朝、いつもの道を歩く。台所の窓からうっすらと地平線あたりに茜色が差すのを見つけたので慌てて身支度を済ませて出かけたのだ。
一週間前の同じ時刻はまだ薄暗かったというのにすっかり明るい。今年の冬はいつに無く暖かな日が続いていて楽ではあるけれど、どこか間の抜けた感じがある。
もっともこれから本番の冬がドカンと来るのかもしれない。確かに天気予報では来週あたり冷え込みそうな予報が出ている。
そんな事を聞けば、やっぱり寒くならない方がいいのにと思い始めている。
朝やけを眺め、空の写真を撮りながらいつもの道をあるく。左手には小さな羊雲がコップの中に泡立つサイダーのように見える。
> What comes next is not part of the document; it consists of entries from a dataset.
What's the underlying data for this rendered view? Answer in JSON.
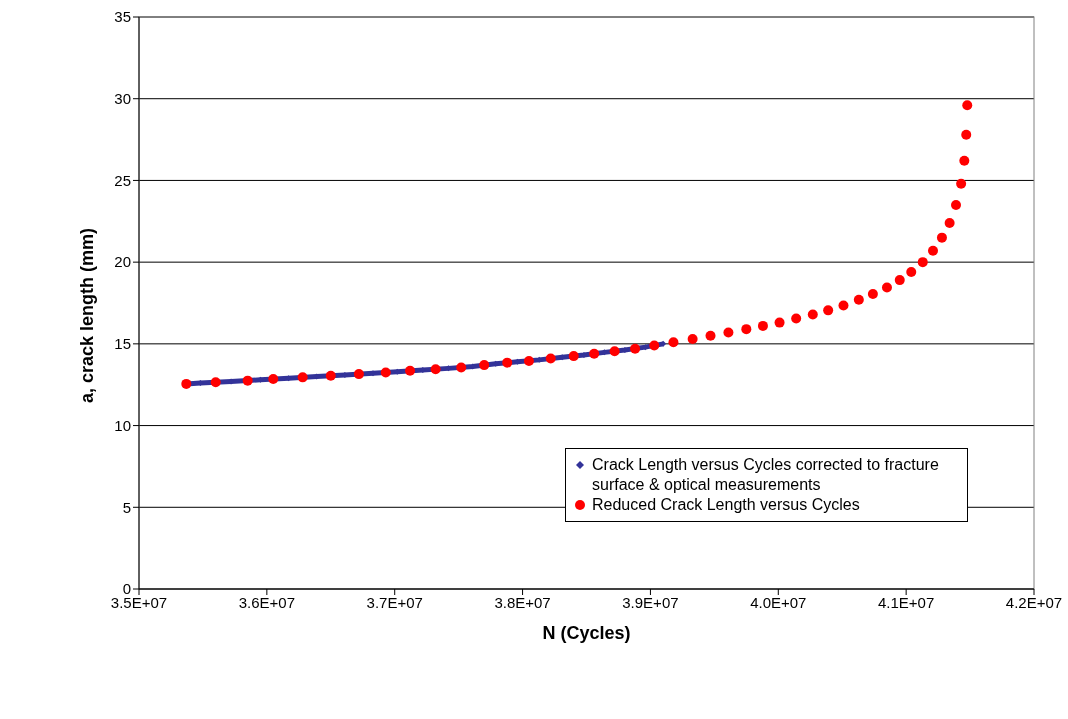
{
  "chart_data": {
    "type": "scatter",
    "xlabel": "N (Cycles)",
    "ylabel": "a, crack length (mm)",
    "xlim": [
      35000000,
      42000000
    ],
    "xticks": [
      {
        "value": 35000000,
        "label": "3.5E+07"
      },
      {
        "value": 36000000,
        "label": "3.6E+07"
      },
      {
        "value": 37000000,
        "label": "3.7E+07"
      },
      {
        "value": 38000000,
        "label": "3.8E+07"
      },
      {
        "value": 39000000,
        "label": "3.9E+07"
      },
      {
        "value": 40000000,
        "label": "4.0E+07"
      },
      {
        "value": 41000000,
        "label": "4.1E+07"
      },
      {
        "value": 42000000,
        "label": "4.2E+07"
      }
    ],
    "ylim": [
      0,
      35
    ],
    "yticks": [
      0,
      5,
      10,
      15,
      20,
      25,
      30,
      35
    ],
    "grid": "y",
    "legend": "right",
    "series": [
      {
        "name": "Crack Length versus Cycles corrected to fracture surface & optical measurements",
        "type": "line",
        "marker": "diamond",
        "color": "#333399",
        "x": [
          35370000,
          35480000,
          35720000,
          35950000,
          36170000,
          36390000,
          36610000,
          36830000,
          37020000,
          37220000,
          37420000,
          37610000,
          37790000,
          37960000,
          38130000,
          38310000,
          38480000,
          38640000,
          38800000,
          38960000,
          39100000
        ],
        "values": [
          12.55,
          12.6,
          12.7,
          12.8,
          12.9,
          13.0,
          13.1,
          13.2,
          13.3,
          13.4,
          13.5,
          13.62,
          13.78,
          13.9,
          14.02,
          14.18,
          14.32,
          14.48,
          14.62,
          14.8,
          15.0
        ]
      },
      {
        "name": "Reduced Crack Length versus Cycles",
        "marker": "circle",
        "color": "#ff0000",
        "x": [
          35370000,
          35600000,
          35850000,
          36050000,
          36280000,
          36500000,
          36720000,
          36930000,
          37120000,
          37320000,
          37520000,
          37700000,
          37880000,
          38050000,
          38220000,
          38400000,
          38560000,
          38720000,
          38880000,
          39030000,
          39180000,
          39330000,
          39470000,
          39610000,
          39750000,
          39880000,
          40010000,
          40140000,
          40270000,
          40390000,
          40510000,
          40630000,
          40740000,
          40850000,
          40950000,
          41040000,
          41130000,
          41210000,
          41280000,
          41340000,
          41390000,
          41430000,
          41455000,
          41470000,
          41478000
        ],
        "values": [
          12.55,
          12.65,
          12.75,
          12.85,
          12.95,
          13.05,
          13.15,
          13.25,
          13.35,
          13.45,
          13.55,
          13.7,
          13.85,
          13.95,
          14.1,
          14.25,
          14.4,
          14.55,
          14.7,
          14.9,
          15.1,
          15.3,
          15.5,
          15.7,
          15.9,
          16.1,
          16.3,
          16.55,
          16.8,
          17.05,
          17.35,
          17.7,
          18.05,
          18.45,
          18.9,
          19.4,
          20.0,
          20.7,
          21.5,
          22.4,
          23.5,
          24.8,
          26.2,
          27.8,
          29.6
        ]
      }
    ]
  }
}
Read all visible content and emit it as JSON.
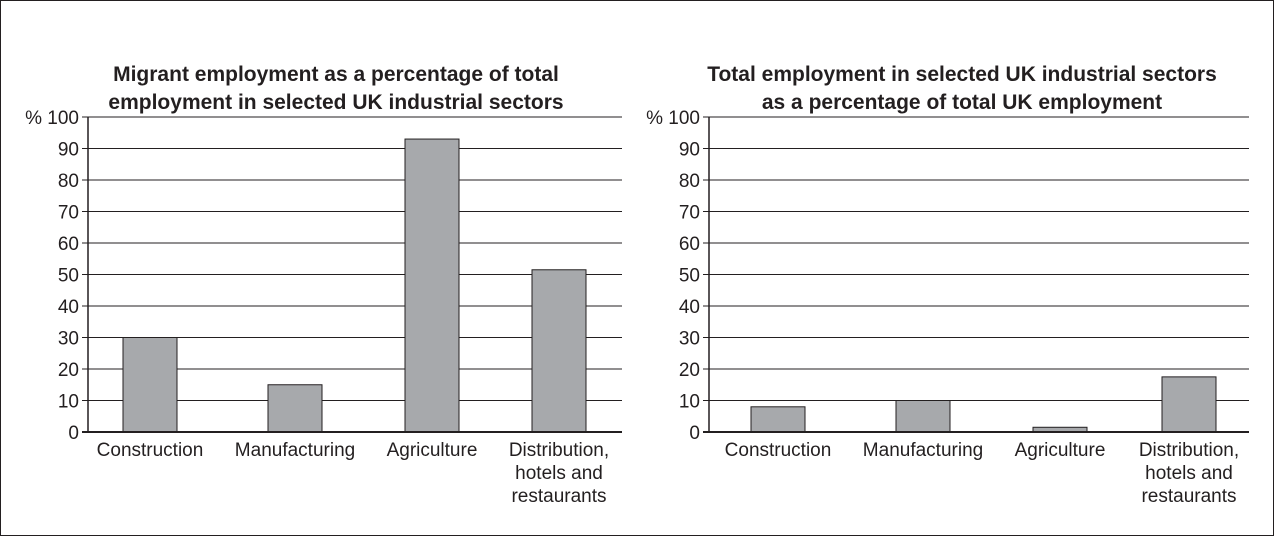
{
  "chart_data": [
    {
      "type": "bar",
      "title_lines": [
        "Migrant employment as a percentage of total",
        "employment in selected UK industrial sectors"
      ],
      "unit_label": "%",
      "categories": [
        [
          "Construction"
        ],
        [
          "Manufacturing"
        ],
        [
          "Agriculture"
        ],
        [
          "Distribution,",
          "hotels and",
          "restaurants"
        ]
      ],
      "values": [
        30,
        15,
        93,
        51.5
      ],
      "ylim": [
        0,
        100
      ],
      "yticks": [
        0,
        10,
        20,
        30,
        40,
        50,
        60,
        70,
        80,
        90,
        100
      ],
      "grid": true,
      "bar_color": "#a7a9ac"
    },
    {
      "type": "bar",
      "title_lines": [
        "Total employment in selected UK industrial sectors",
        "as a percentage of total UK employment"
      ],
      "unit_label": "%",
      "categories": [
        [
          "Construction"
        ],
        [
          "Manufacturing"
        ],
        [
          "Agriculture"
        ],
        [
          "Distribution,",
          "hotels and",
          "restaurants"
        ]
      ],
      "values": [
        8,
        10,
        1.5,
        17.5
      ],
      "ylim": [
        0,
        100
      ],
      "yticks": [
        0,
        10,
        20,
        30,
        40,
        50,
        60,
        70,
        80,
        90,
        100
      ],
      "grid": true,
      "bar_color": "#a7a9ac"
    }
  ]
}
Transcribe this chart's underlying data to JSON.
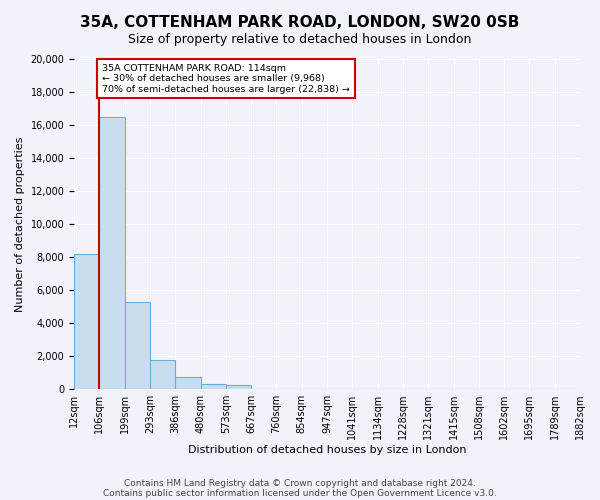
{
  "title": "35A, COTTENHAM PARK ROAD, LONDON, SW20 0SB",
  "subtitle": "Size of property relative to detached houses in London",
  "xlabel": "Distribution of detached houses by size in London",
  "ylabel": "Number of detached properties",
  "bin_labels": [
    "12sqm",
    "106sqm",
    "199sqm",
    "293sqm",
    "386sqm",
    "480sqm",
    "573sqm",
    "667sqm",
    "760sqm",
    "854sqm",
    "947sqm",
    "1041sqm",
    "1134sqm",
    "1228sqm",
    "1321sqm",
    "1415sqm",
    "1508sqm",
    "1602sqm",
    "1695sqm",
    "1789sqm",
    "1882sqm"
  ],
  "bar_heights": [
    8200,
    16500,
    5300,
    1750,
    750,
    300,
    250,
    0,
    0,
    0,
    0,
    0,
    0,
    0,
    0,
    0,
    0,
    0,
    0,
    0
  ],
  "bar_color": "#c9ddf0",
  "bar_edge_color": "#6aaed6",
  "vline_x": 1,
  "vline_color": "#cc0000",
  "ylim": [
    0,
    20000
  ],
  "yticks": [
    0,
    2000,
    4000,
    6000,
    8000,
    10000,
    12000,
    14000,
    16000,
    18000,
    20000
  ],
  "annotation_title": "35A COTTENHAM PARK ROAD: 114sqm",
  "annotation_line1": "← 30% of detached houses are smaller (9,968)",
  "annotation_line2": "70% of semi-detached houses are larger (22,838) →",
  "annotation_box_color": "#ffffff",
  "annotation_box_edge": "#cc0000",
  "footer_line1": "Contains HM Land Registry data © Crown copyright and database right 2024.",
  "footer_line2": "Contains public sector information licensed under the Open Government Licence v3.0.",
  "bg_color": "#f0f4fa",
  "grid_color": "#ffffff",
  "title_fontsize": 11,
  "subtitle_fontsize": 9,
  "axis_fontsize": 8,
  "tick_fontsize": 7,
  "footer_fontsize": 6.5
}
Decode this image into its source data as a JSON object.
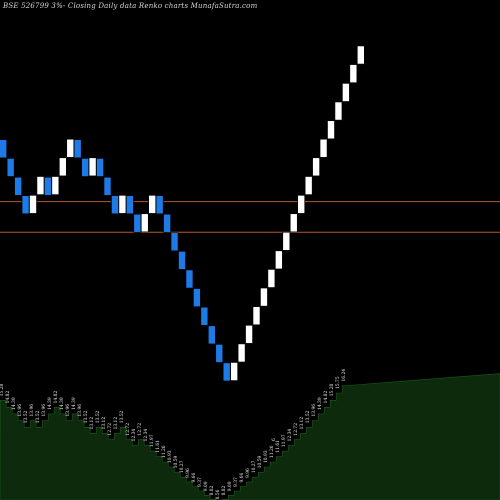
{
  "colors": {
    "background": "#000000",
    "up_brick": "#ffffff",
    "down_brick": "#1e7be6",
    "brick_border": "#000000",
    "reference_line": "#b4582c",
    "volume_fill": "#0d2a0d",
    "volume_edge": "#1a5a1a",
    "label_text": "#e8e8e8"
  },
  "chart_data": {
    "type": "renko",
    "title": "BSE 526799 3%-  Closing Daily data  Renko  charts MunafaSutra.com",
    "brick_size_pct": 3,
    "ylim": [
      8.17,
      16.5
    ],
    "reference_lines": [
      12.67,
      12.05
    ],
    "bricks": [
      {
        "dir": "down",
        "close": 13.61
      },
      {
        "dir": "down",
        "close": 13.2
      },
      {
        "dir": "down",
        "close": 12.8
      },
      {
        "dir": "down",
        "close": 12.42
      },
      {
        "dir": "up",
        "close": 12.8
      },
      {
        "dir": "up",
        "close": 13.2
      },
      {
        "dir": "down",
        "close": 12.8
      },
      {
        "dir": "up",
        "close": 13.2
      },
      {
        "dir": "up",
        "close": 13.61
      },
      {
        "dir": "up",
        "close": 14.03
      },
      {
        "dir": "down",
        "close": 13.61
      },
      {
        "dir": "down",
        "close": 13.2
      },
      {
        "dir": "up",
        "close": 13.61
      },
      {
        "dir": "down",
        "close": 13.2
      },
      {
        "dir": "down",
        "close": 12.8
      },
      {
        "dir": "down",
        "close": 12.42
      },
      {
        "dir": "up",
        "close": 12.8
      },
      {
        "dir": "down",
        "close": 12.42
      },
      {
        "dir": "down",
        "close": 12.05
      },
      {
        "dir": "up",
        "close": 12.42
      },
      {
        "dir": "up",
        "close": 12.8
      },
      {
        "dir": "down",
        "close": 12.42
      },
      {
        "dir": "down",
        "close": 12.05
      },
      {
        "dir": "down",
        "close": 11.69
      },
      {
        "dir": "down",
        "close": 11.34
      },
      {
        "dir": "down",
        "close": 11.0
      },
      {
        "dir": "down",
        "close": 10.67
      },
      {
        "dir": "down",
        "close": 10.35
      },
      {
        "dir": "down",
        "close": 10.04
      },
      {
        "dir": "down",
        "close": 9.74
      },
      {
        "dir": "down",
        "close": 9.45
      },
      {
        "dir": "up",
        "close": 9.74
      },
      {
        "dir": "up",
        "close": 10.04
      },
      {
        "dir": "up",
        "close": 10.35
      },
      {
        "dir": "up",
        "close": 10.67
      },
      {
        "dir": "up",
        "close": 11.0
      },
      {
        "dir": "up",
        "close": 11.34
      },
      {
        "dir": "up",
        "close": 11.69
      },
      {
        "dir": "up",
        "close": 12.05
      },
      {
        "dir": "up",
        "close": 12.42
      },
      {
        "dir": "up",
        "close": 12.8
      },
      {
        "dir": "up",
        "close": 13.2
      },
      {
        "dir": "up",
        "close": 13.61
      },
      {
        "dir": "up",
        "close": 14.03
      },
      {
        "dir": "up",
        "close": 14.46
      },
      {
        "dir": "up",
        "close": 14.91
      },
      {
        "dir": "up",
        "close": 15.37
      },
      {
        "dir": "up",
        "close": 15.85
      },
      {
        "dir": "up",
        "close": 16.34
      }
    ],
    "volume_labels": [
      "15.28",
      "14.82",
      "14.39",
      "13.96",
      "13.52",
      "13.96",
      "13.52",
      "13.96",
      "14.39",
      "14.82",
      "14.39",
      "13.96",
      "14.39",
      "13.96",
      "13.52",
      "13.12",
      "13.52",
      "13.12",
      "12.72",
      "13.12",
      "13.52",
      "12.72",
      "12.34",
      "12.72",
      "12.34",
      "11.97",
      "11.61",
      "11.26",
      "10.93",
      "10.59",
      "10.27",
      "9.96",
      "9.66",
      "9.37",
      "9.09",
      "8.82",
      "8.56",
      "8.82",
      "9.09",
      "9.37",
      "9.66",
      "9.96",
      "10.27",
      "10.59",
      "10.93",
      "11.26",
      "11.61",
      "11.97",
      "12.34",
      "12.72",
      "13.12",
      "13.52",
      "13.96",
      "14.39",
      "14.82",
      "15.28",
      "15.75",
      "16.24"
    ],
    "volume_label_count": 58,
    "extra_mark": "6"
  }
}
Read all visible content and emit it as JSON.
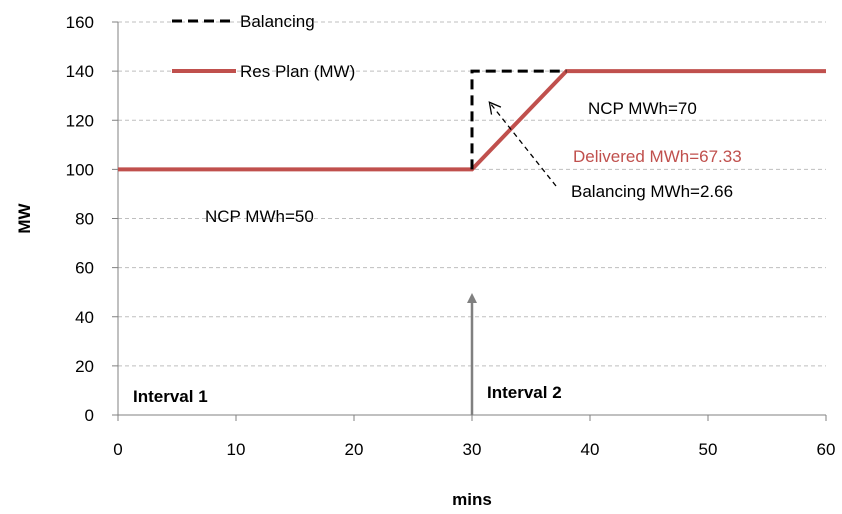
{
  "chart_data": {
    "type": "line",
    "title": "",
    "xlabel": "mins",
    "ylabel": "MW",
    "xlim": [
      0,
      60
    ],
    "ylim": [
      0,
      160
    ],
    "x_ticks": [
      0,
      10,
      20,
      30,
      40,
      50,
      60
    ],
    "y_ticks": [
      0,
      20,
      40,
      60,
      80,
      100,
      120,
      140,
      160
    ],
    "grid": "horizontal dashed",
    "legend_position": "top-left",
    "series": [
      {
        "name": "Balancing",
        "style": "dashed",
        "color": "#000000",
        "points": [
          [
            30,
            100
          ],
          [
            30,
            140
          ],
          [
            38,
            140
          ]
        ]
      },
      {
        "name": "Res Plan (MW)",
        "style": "solid",
        "color": "#c0504d",
        "points": [
          [
            0,
            100
          ],
          [
            30,
            100
          ],
          [
            38,
            140
          ],
          [
            60,
            140
          ]
        ]
      }
    ],
    "annotations": {
      "ncp_1": "NCP MWh=50",
      "ncp_2": "NCP MWh=70",
      "delivered": "Delivered MWh=67.33",
      "balancing": "Balancing MWh=2.66",
      "interval_1": "Interval 1",
      "interval_2": "Interval 2"
    },
    "interval_marker_x": 30,
    "colors": {
      "res_plan": "#c0504d",
      "balancing": "#000000",
      "interval_arrow": "#808080",
      "grid": "#bfbfbf",
      "delivered_text": "#c0504d"
    }
  }
}
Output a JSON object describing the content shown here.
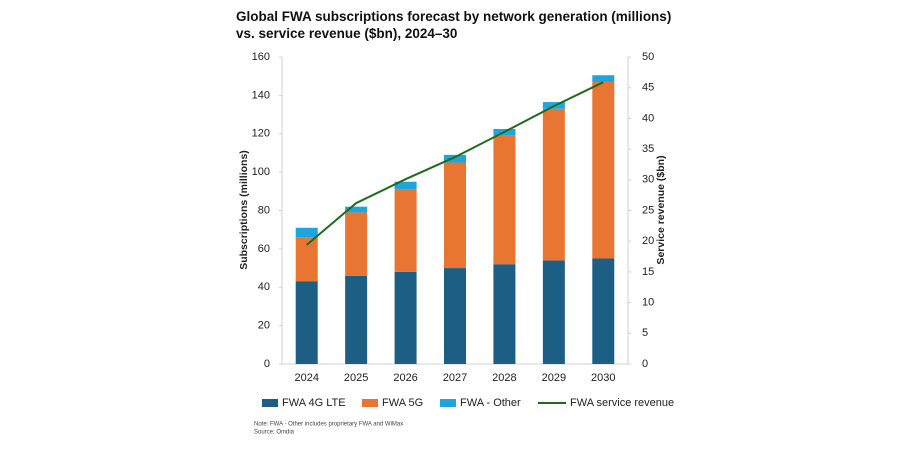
{
  "chart_data": {
    "type": "bar",
    "title": "Global FWA subscriptions forecast by network generation (millions) vs. service revenue ($bn), 2024–30",
    "categories": [
      "2024",
      "2025",
      "2026",
      "2027",
      "2028",
      "2029",
      "2030"
    ],
    "series": [
      {
        "name": "FWA 4G LTE",
        "color": "#1c5e84",
        "values": [
          43,
          46,
          48,
          50,
          52,
          54,
          55
        ]
      },
      {
        "name": "FWA 5G",
        "color": "#e97532",
        "values": [
          23,
          33,
          43,
          55,
          67,
          79,
          92
        ]
      },
      {
        "name": "FWA - Other",
        "color": "#1ea5de",
        "values": [
          5,
          3,
          4,
          4,
          3.5,
          3.5,
          3.5
        ]
      },
      {
        "name": "FWA service revenue",
        "color": "#1e6b1e",
        "type": "line",
        "axis": "y2",
        "values": [
          19.4,
          26.2,
          30.1,
          33.7,
          37.8,
          42.0,
          45.9
        ]
      }
    ],
    "stacked": true,
    "y_label": "Subscriptions (millions)",
    "y2_label": "Service revenue ($bn)",
    "ylim": [
      0,
      160
    ],
    "yticks": [
      0,
      20,
      40,
      60,
      80,
      100,
      120,
      140,
      160
    ],
    "y2lim": [
      0,
      50
    ],
    "y2ticks": [
      0,
      5,
      10,
      15,
      20,
      25,
      30,
      35,
      40,
      45,
      50
    ],
    "legend": "bottom",
    "notes": [
      "Note: FWA - Other includes proprietary FWA and WiMax",
      "Source: Omdia"
    ]
  }
}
右手に広がる絵はささっとたくみに描かれた羽ばたく白鳥か、ペガサスの様で、眺めるうちに羽は少しずつ流れて帯になった。
夕暮れ。
街からの帰り道の空がやはり美しかった。
銀色に光る綾織の雲を背景に金色の細かい粒子が舞い上がり、神々しいばかりの美しさだったが、電車の中の大半の乗客の注意は手元の携帯電話やタブレットPCに注がれていて残念ながら私の感動を分かちあおうと言う人は少なくとも近くには見当たらなかった。
駅を降りてから夕暮れの幕引き寸前の空の数枚写真を撮った。
ふと気がつくと前方を歩いていた青年がくるりときびすを返して私の横を走りぬけ、まもなく戻ってきた。
すれ違い様に「僕も写真を撮りましたよ」と笑顔を見せて彼は言った。